Transfigurations
himself.
    But The Bachelor wasn't there, and I had no idea where he could be.
    Crashing downward through the branches, the huri caught itself up and returned with blind devotion to the airspace over its master. An ugly joke, it sardonically defied gravity.
    I thought that at last the huri was going to feed, that its sole diet might well consist of Eisen Zwei's vomitings. I expected the starved creature to fall to earth upon these—but it did not.

    Somehow it kept itself aloft, flapping, flapping, waiting for the old man to finish.
    Finally, it was not the huri that waded into the vile pool of vomit, but the old man's shameless conspecifics. My curiosity overcame my revulsion, and I watched the Asadi carry away their portions of the half-digested mess as if each semisolid piece were an invaluable relic. No fighting, no elbowing, no eye-searing abuse. Each individual simply picked out his relic, took it a short distance into the jungle, and deposited it in some hidden place for temporary safekeeping.
    During the solemn recessional, the huri quickened the air with its wing beats and an anonymous Asadi supported Eisen Zwei by clutching—tenderly clutching—his mane. When everyone had taken away a chunk of regurgitated flesh, the chieftain's attendant laid him down in a dry place, and the huri descended to squat by its master's head.
    I should mention that The Bachelor was one of those who appeared in the mourning throng to select and depart with some memento of Eisen Zwei's illness. He came last, took only a palm-sized morsel, and retreated to the clearing's edge. Here he climbed into the tree above which the huri had flown its nearly disastrous mission only minutes before. Until sunset The Bachelor remained here, observing and waiting.
    On Days 121, 122, and 123, Eisen Zwei continued in his illness, and the Asadi paid him scant attention. They brought him water twice a day and considerately refrained from stepping on him. The huri sat by the old man's head. It seemed to be waiting for him to die. It never ate.
    At night the Asadi deserted their dying leader without a glance, and I was afraid he would die while they were gone. Several times, looking out at his inert silhouette, moonlight dripping through the fronds, I thought he had died, and a mild panic assailed me. Did I have a responsibility to the corpse?
    But the old man did not die, and on Day 124 another change occurred. Eisen Zwei sat up and stared at Denebola as it crossed

    the sky—but he stared at the angry sun through spread fingers, hands crooked into claws, and he tore impotently through the blur of light that Denebola must have seemed to him. The huri sat smug and blindly knowing, as always. But the Asadi noticed the change in the old man and reacted to it. As if his writhing dissatisfaction with the sun were a clue, they divided into two groups again and formed attentive semicircles to the north and south of Eisen Zwei. They watched him wrestling with the sun's livid corona, tearing at its indistinct streamers of gas with gnarled hands.

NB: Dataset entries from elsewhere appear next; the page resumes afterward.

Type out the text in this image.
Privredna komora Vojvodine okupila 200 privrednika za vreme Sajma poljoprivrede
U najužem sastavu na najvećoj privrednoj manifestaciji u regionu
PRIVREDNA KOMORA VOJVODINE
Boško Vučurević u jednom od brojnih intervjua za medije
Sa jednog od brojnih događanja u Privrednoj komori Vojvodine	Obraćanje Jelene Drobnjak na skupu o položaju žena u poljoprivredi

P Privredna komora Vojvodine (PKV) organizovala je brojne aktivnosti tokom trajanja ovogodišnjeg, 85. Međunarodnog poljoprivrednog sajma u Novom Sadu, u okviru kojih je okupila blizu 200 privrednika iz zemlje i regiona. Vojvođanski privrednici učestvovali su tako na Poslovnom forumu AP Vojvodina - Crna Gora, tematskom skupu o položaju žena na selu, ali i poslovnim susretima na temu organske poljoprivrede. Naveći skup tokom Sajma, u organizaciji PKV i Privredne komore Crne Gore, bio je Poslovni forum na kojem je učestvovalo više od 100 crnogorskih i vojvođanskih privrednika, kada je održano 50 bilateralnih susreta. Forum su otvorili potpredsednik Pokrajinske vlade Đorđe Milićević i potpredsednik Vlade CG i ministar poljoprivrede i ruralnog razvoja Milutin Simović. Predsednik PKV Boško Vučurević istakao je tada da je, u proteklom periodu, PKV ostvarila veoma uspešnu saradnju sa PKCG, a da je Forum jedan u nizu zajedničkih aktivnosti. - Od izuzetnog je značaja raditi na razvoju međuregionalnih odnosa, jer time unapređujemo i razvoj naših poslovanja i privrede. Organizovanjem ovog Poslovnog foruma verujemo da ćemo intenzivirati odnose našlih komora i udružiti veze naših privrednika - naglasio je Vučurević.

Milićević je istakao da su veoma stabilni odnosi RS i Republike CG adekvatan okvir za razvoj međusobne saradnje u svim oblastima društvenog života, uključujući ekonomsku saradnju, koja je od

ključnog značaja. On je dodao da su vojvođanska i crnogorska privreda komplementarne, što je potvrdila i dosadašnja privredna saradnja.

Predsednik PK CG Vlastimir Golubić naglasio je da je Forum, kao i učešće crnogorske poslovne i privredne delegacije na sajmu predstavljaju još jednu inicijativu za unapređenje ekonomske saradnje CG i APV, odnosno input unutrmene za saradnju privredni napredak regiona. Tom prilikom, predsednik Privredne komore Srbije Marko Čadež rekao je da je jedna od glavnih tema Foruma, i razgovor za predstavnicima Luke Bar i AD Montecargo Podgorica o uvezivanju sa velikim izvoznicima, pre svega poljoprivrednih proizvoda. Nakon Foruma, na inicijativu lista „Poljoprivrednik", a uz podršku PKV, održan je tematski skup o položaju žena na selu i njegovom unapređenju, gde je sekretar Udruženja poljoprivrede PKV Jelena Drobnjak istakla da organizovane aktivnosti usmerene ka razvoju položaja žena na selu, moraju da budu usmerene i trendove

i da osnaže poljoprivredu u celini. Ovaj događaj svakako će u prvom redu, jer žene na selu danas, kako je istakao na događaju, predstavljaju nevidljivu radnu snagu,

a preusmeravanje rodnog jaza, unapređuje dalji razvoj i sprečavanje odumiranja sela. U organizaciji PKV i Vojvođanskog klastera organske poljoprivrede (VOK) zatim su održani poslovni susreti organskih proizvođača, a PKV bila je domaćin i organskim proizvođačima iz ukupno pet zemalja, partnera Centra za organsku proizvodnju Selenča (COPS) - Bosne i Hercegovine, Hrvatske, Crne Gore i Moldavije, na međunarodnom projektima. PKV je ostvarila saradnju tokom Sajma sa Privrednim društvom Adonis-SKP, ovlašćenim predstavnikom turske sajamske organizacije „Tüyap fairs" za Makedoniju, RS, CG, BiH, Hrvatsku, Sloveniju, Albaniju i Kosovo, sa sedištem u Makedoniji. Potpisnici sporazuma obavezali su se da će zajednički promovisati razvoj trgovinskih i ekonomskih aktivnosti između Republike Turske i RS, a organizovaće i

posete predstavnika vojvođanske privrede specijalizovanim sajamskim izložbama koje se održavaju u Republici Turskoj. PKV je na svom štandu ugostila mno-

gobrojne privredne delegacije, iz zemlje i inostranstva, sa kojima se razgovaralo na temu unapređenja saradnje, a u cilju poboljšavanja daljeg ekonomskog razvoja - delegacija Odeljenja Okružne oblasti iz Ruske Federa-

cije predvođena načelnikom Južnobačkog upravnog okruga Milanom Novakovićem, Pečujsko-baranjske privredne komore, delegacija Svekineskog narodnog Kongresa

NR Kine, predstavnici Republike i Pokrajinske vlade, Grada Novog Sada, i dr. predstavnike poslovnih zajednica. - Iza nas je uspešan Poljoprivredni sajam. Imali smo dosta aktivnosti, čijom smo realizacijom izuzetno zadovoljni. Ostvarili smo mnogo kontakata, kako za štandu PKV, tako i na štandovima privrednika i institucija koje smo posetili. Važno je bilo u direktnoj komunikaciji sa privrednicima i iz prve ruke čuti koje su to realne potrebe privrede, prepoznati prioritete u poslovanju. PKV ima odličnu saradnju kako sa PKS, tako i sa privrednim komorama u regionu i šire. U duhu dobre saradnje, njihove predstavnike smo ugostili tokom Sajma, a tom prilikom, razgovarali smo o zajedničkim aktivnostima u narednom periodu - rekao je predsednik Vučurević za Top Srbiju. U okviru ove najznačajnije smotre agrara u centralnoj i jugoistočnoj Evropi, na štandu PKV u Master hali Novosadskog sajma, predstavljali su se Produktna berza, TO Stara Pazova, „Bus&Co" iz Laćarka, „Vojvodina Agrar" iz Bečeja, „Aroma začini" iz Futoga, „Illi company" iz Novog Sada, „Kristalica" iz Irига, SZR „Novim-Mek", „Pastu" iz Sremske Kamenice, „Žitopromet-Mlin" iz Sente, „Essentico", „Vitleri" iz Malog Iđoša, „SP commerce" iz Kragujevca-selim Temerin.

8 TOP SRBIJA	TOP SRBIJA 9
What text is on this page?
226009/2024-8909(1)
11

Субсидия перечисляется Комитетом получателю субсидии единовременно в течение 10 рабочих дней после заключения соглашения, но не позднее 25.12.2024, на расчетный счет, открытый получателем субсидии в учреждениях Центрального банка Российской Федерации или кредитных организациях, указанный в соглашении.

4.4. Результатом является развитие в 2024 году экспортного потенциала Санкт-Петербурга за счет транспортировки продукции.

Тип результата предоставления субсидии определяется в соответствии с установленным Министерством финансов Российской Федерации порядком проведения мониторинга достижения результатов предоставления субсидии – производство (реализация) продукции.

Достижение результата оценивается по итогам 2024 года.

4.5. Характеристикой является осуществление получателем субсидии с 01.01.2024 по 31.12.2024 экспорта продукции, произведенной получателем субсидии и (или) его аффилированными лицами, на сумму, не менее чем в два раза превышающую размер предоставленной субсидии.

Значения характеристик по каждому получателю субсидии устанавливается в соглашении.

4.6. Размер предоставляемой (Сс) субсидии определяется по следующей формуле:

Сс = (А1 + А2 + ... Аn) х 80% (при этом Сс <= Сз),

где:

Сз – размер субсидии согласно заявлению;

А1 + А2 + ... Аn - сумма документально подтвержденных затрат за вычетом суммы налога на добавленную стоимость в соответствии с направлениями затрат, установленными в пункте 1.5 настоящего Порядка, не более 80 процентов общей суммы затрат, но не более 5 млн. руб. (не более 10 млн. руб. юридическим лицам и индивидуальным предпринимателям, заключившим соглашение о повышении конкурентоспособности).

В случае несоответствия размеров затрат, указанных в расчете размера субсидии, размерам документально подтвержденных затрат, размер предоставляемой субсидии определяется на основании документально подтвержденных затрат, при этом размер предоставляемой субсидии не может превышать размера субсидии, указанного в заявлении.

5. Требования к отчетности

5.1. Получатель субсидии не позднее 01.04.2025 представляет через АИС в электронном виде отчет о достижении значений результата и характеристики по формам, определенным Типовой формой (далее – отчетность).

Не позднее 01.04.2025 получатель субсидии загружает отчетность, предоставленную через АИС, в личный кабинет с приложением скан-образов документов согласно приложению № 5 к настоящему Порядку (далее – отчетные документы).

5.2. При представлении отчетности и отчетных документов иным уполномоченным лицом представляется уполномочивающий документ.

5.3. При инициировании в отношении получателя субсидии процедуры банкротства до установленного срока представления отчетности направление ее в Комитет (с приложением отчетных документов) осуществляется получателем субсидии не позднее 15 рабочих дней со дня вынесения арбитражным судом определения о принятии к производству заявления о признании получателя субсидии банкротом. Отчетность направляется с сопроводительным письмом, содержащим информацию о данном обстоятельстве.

    At noon the old man rose to his feet, stretched out his arms, sobbed, clawed at the sky, and suddenly sank back to his knees. A pair of Asadi from each group went to his aid. They lifted him from the ground. Others on the clearing's edge selected large, lacquered palm leaves and passed these over the heads of their comrades to the place where the old man had collapsed. The Asadi supporting Eisen Zwei took these leaves, arranged them in the shape of a pallet, and then placed the old man's fragile body on the bed they had made.
    The second cooperative endeavor I had witnessed among the Asadi, the first having been the shaving of The Bachelor's mane. It was short-lived, though, for aimless shambling replaced chieftain-watching as the primary activity within the two groups on either side of his pallet. Denebola, finally free of the old man's gaze, fell toward the horizon.